Para evitar objeciones de conciencia por parte de los médicos que no estuvieran de acuerdo con la medida, la ley también obligaba a todos los profesionales de la salud a registrar todos los casos de enfermedades hereditarias que tuvieran en tratamiento o por los que fueran consultados. Esos registros debían presentarlos al Tribunal de Salud Hereditaria más cercano a su consultorio o lugar de trabajo.
También se los obligó a tomar cursos para reconocer todo tipo de “degeneraciones hereditarias” con criterios que se basaban en los caracteres lombrosianos, como por ejemplo la forma de la cabeza, los lóbulos de las orejas o la media luna de sus uñas. Se elaboró también una prueba de inteligencia al que debían someterse los pacientes. Una de las preguntas que se les hacía era: “¿Por qué las casas son más altas en la ciudad que en el campo?”.

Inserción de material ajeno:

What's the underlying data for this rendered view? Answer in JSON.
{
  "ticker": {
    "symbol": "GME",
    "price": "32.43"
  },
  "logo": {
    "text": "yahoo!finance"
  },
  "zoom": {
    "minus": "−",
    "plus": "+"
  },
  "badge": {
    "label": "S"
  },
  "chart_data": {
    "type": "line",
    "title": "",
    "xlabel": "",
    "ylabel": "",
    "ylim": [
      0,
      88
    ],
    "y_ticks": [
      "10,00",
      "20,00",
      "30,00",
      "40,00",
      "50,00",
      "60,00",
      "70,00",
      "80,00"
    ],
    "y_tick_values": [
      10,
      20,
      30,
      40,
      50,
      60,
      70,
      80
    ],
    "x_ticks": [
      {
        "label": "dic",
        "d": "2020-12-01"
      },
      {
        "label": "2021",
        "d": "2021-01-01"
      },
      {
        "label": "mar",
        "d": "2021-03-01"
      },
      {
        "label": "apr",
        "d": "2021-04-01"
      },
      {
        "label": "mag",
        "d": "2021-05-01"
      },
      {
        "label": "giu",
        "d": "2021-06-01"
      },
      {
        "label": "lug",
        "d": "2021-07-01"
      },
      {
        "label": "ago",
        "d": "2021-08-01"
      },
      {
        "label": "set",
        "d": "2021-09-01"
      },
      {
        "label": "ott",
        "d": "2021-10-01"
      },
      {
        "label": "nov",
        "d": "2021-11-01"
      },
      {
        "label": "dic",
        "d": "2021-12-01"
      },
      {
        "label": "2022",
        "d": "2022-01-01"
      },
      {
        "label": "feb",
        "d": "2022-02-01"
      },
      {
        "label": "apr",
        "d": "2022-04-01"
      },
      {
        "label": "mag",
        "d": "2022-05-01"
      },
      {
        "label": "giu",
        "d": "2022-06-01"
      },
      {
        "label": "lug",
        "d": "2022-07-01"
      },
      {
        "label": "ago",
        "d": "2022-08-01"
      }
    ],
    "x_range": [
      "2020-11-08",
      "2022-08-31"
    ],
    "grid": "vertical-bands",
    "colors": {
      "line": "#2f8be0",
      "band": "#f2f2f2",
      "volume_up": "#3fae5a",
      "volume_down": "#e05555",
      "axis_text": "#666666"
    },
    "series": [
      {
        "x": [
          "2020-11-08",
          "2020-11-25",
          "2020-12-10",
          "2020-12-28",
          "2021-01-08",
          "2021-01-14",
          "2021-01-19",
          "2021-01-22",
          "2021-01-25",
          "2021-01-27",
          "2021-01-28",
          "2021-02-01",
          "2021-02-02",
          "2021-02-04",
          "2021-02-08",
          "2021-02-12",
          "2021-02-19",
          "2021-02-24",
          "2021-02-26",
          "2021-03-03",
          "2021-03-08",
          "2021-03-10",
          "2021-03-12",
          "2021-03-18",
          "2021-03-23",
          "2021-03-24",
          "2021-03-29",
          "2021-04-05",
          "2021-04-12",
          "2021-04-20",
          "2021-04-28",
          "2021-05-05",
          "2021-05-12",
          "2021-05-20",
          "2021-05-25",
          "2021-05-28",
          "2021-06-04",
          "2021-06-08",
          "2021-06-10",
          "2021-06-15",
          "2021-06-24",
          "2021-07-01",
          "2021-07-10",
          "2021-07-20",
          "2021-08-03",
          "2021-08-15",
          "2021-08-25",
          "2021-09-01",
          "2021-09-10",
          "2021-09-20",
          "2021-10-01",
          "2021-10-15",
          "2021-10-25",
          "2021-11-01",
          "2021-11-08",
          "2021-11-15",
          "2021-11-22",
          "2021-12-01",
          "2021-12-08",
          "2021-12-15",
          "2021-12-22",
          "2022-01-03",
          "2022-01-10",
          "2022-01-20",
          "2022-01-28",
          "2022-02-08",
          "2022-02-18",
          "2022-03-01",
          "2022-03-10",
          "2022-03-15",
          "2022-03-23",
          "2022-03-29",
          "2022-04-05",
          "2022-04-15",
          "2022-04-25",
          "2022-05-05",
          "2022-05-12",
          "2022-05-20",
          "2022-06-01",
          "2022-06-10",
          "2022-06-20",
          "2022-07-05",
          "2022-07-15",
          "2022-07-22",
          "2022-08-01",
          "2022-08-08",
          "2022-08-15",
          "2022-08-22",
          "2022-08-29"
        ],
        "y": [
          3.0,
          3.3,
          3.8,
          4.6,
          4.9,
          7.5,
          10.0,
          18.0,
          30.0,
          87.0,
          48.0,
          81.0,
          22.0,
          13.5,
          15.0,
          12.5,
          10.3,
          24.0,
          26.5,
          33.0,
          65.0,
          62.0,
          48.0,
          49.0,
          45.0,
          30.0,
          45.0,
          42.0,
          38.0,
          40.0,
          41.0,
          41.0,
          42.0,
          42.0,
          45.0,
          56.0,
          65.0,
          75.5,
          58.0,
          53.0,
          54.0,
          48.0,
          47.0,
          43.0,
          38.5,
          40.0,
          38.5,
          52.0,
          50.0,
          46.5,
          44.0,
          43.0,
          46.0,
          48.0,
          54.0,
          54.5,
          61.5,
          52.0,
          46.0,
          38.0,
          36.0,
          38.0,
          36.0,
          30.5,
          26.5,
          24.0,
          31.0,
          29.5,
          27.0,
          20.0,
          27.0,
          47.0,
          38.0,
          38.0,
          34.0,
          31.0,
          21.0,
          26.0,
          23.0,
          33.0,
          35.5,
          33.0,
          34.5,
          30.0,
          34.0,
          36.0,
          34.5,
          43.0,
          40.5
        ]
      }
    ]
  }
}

Esos instructivos y los tribunales especiales le dieron a la medida de esterilización un halo de debido proceso, pero la decisión de esterilizar generalmente era una cuestión de rutina. Casi todos los más reconocidos especialistas en genética, psiquiatras y antropólogos en algún momento u otro debieron presentarse ante los tribunales e informar sobre sus casos. Las penas –hasta la pérdida de la licencia– disuadieron de resistirse a la mayoría.
Los informes eran, por lo general, de este tipo: “En el expediente del trabajador social se le describe como mendigo o vagabundo. Recibe el 50 por 100 de una pensión por herida de guerra, porque padece de tuberculosis pulmonar e intestinal. Gasta el dinero de manera muy irresponsable. Fuma mucho y a veces se emborracha. Ha estado interno repetidas veces en Farmsen. Deja la institución con frecuencia para vagabundear. Es un individuo mentalmente inferior en grado sumo sin ningún valor para la comunidad”.
De ahí a la vasectomía o la ligadura de trompas había un solo paso.
La esterilización no se limitaba a pacientes de instituciones, sino a cualquiera, incluyendo a quienes tenían ancestros con patologías. En algunas zonas los psiquiatras animaban a los maestros a pedir a los niños que elaborasen árboles genealógicos, con el fin de que colaborasen en la esterilización de sus propias familias.
Con el inicio de la Segunda guerra Mundial, las preocupaciones raciales de la Alemania nazi se enfocaron en la persecución y el extermino de las “minorías étnicas”, especialmente los judíos. Tal vez por eso, la mayoría de las esterilizaciones forzadas, unas 360.000, se perpetraron entre 1933 y 1939. Durante el conflicto bélico, se produjo una fuerte disminución, con un total de aproximadamente 40.000 casos.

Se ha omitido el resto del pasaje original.